Beberapa mayat tentara dan pasukan serigala tergeletak tidak jauh dibawah kaki Yifan, wajah mereka ternodai oleh darah dan lumpur. Ekspressi takut dan sakit terpancar diwajah mereka, Yifan hanya bisa mendoakan jika jiwa mereka berhasil menyatu dengan alam dan ada disamping Dewi bulan. Suara ringkikan kuda menyadarkan Yifan dari lamunannya dan dia bisa melihat Sehun yang menunggangi kuda hitamnya sekarang ada didepannya, baju besinya dinodai oleh darah begitu juga pedangnya.

“Pa! Aku dan Jendral Kim berhasil masuk keperkemahan mereka tapi aku tidak menemukan Jendral Park Chanyeol.” Sehun memberi tahu.
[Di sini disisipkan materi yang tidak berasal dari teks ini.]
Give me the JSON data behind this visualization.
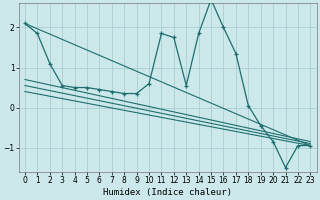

Yifan mengerutkan keningnya kebingungan, itu cukup aneh bukankah Chanyeol yang diberikan tugas untuk menjemput Nari kedaerah manusia? Lalu kenapa Jendral itu membiarkan pasukannya beroperasi sendiri? Pertanyaan itu memenuhi benak Yifan sampai akhirnya dia mengingat sesuatu. Dia ingat jika Sena belum kembali bersama Nari dan itu membuat dia khawatir. Dia memejamkan matanya mencoba mencari dimana istrinya berada, mereka bisa bertelepati dari kejauhan Yifan pernah mencobanya namun dia tidak bisa menemukan dimana Sena berada sampai akhirnya tanah dibawah kaki mereka bergetar dan beberapa tank besi yang sangat besar muncul membuat Yifan terkejut begitu juga Sehun.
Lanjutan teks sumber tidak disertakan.